Endocannabinoids and neuropathic pain: focus on neuron-glia and endocannabinoid-neurotrophin interactions.
“Although originally described as a signalling system encompassing the cannabinoid CB1 and CB2 receptors, their endogenous agonists (the endocannabinoids), and metabolic enzymes regulating the levels of such agonists, the endocannabinoid system is now viewed as being more complex, and including metabolically related endocannabinoid-like mediators and their molecular targets as well.
The function and dysfunction of this complex signalling system in the molecular and cellular mechanisms of pain transduction and control has been widely studied over the last two decades.

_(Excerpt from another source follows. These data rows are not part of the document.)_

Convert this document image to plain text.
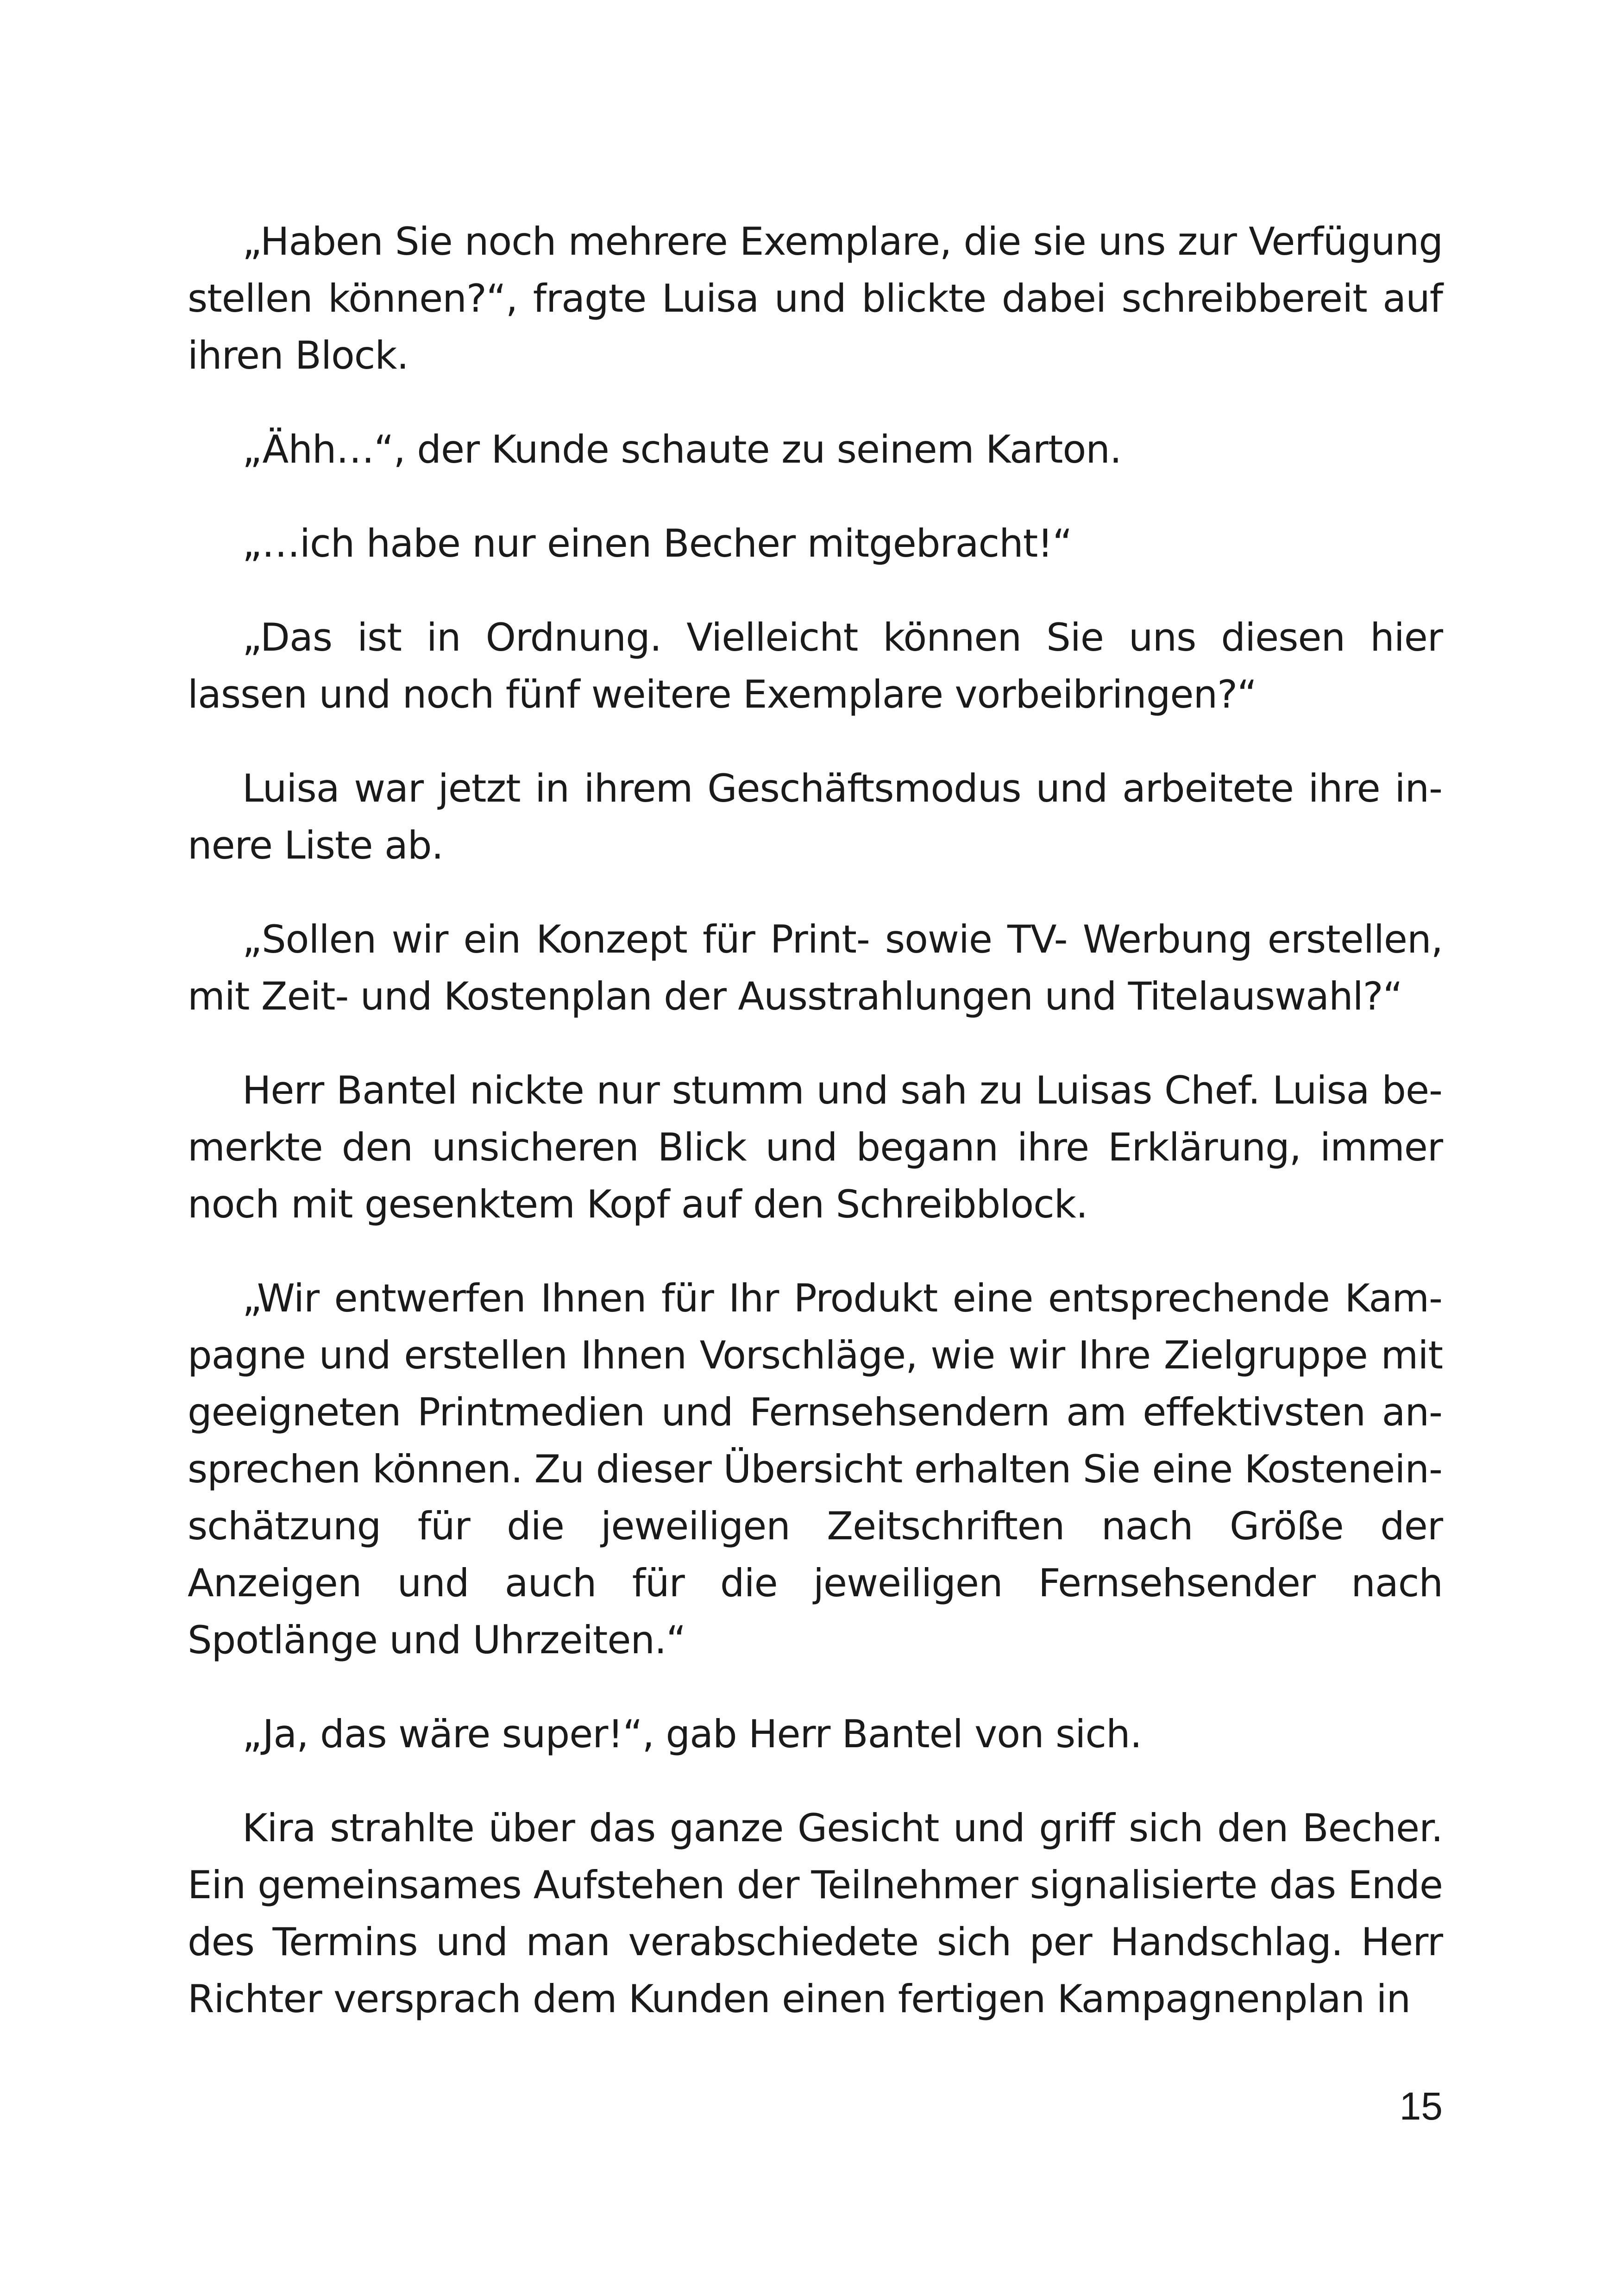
„Haben Sie noch mehrere Exemplare, die sie uns zur Verfügung stellen können?“, fragte Luisa und blickte dabei schreibbereit auf ihren Block.

„Ähh…“, der Kunde schaute zu seinem Karton.

„…ich habe nur einen Becher mitgebracht!“

„Das ist in Ordnung. Vielleicht können Sie uns diesen hier lassen und noch fünf weitere Exemplare vorbeibringen?“

Luisa war jetzt in ihrem Geschäftsmodus und arbeitete ihre innere Liste ab.

„Sollen wir ein Konzept für Print- sowie TV- Werbung erstellen, mit Zeit- und Kostenplan der Ausstrahlungen und Titelauswahl?“

Herr Bantel nickte nur stumm und sah zu Luisas Chef. Luisa bemerkte den unsicheren Blick und begann ihre Erklärung, immer noch mit gesenktem Kopf auf den Schreibblock.

„Wir entwerfen Ihnen für Ihr Produkt eine entsprechende Kampagne und erstellen Ihnen Vorschläge, wie wir Ihre Zielgruppe mit geeigneten Printmedien und Fernsehsendern am effektivsten ansprechen können. Zu dieser Übersicht erhalten Sie eine Kosteneinschätzung für die jeweiligen Zeitschriften nach Größe der Anzeigen und auch für die jeweiligen Fernsehsender nach Spotlänge und Uhrzeiten.“

„Ja, das wäre super!“, gab Herr Bantel von sich.

Kira strahlte über das ganze Gesicht und griff sich den Becher. Ein gemeinsames Aufstehen der Teilnehmer signalisierte das Ende des Termins und man verabschiedete sich per Handschlag. Herr Richter versprach dem Kunden einen fertigen Kampagnenplan in

15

In this review article, we describe some of the latest advances in our knowledge on the role of the endocannabinoid system, in its most recent and wider conception, in pain pathways, by focusing on: (1) neuron-glia interactions; and (2) emerging data on endocannabinoid cross-talk with neurotrophins, such as nerve growth factor and brain-derived neurotrophic factor.”
Neurotrophins, endocannabinoids and thermo-transient receptor potential: a threesome in pain signalling.
“Although pain is multifactorial at cellular and molecular levels, it is widely accepted that neurotrophin (TrkA, p75NTR, Ret and GFRs), cannabinoid (CB1 and CB2), and thermo-transient receptor potential (TRPs; TRPV1, TRPA1 and TRPM8) receptors play a pivotal role.
…the available information confirms that pharmacological modulation of this signalling triad is a highly valuable therapeutic strategy for effectively treating pain syndromes.”
Basolateral amygdala CB1 cannabinoid receptors mediate nicotine-induced place preference.
“In the present study, the effects of bilateral microinjections of cannabinoid CB1 receptor agonist and antagonist into the basolateral amygdala (intra-BLA) on nicotine-induced place preference were examined in rats.
Taken together, these findings support the possible role of endogenous cannabinoid system of the BLA in the acquisition and the expression of nicotine-induced place preference. Furthermore, it seems that there is a functional interaction between the BLA cannabinoid receptors and nicotine in producing the rewarding effects.”
Regulatory role of the Cannabinoid-2 receptor in stress-induced neuroinflammation in mice.
“Stress-exposure produces excitoxicity and neuroinflammation, contributing to the cellular damage observed in stress-related neuropathologies. The endocannabinoid system is present in stress-responsive neural circuits and it is emerging as a homeostatic system. The aim of this study was to elucidate the possible regulatory role of cannabinoid-2 receptor in stress-induced excitotoxicity and neuroinflammation.
CONCLUSIONS AND IMPLICATIONS:
These results suggest that pharmacological manipulation of CB2 receptor is a potential therapeutic strategy for the treatment of stress-related pathologies with a neuroinflammatory component, such as depression.”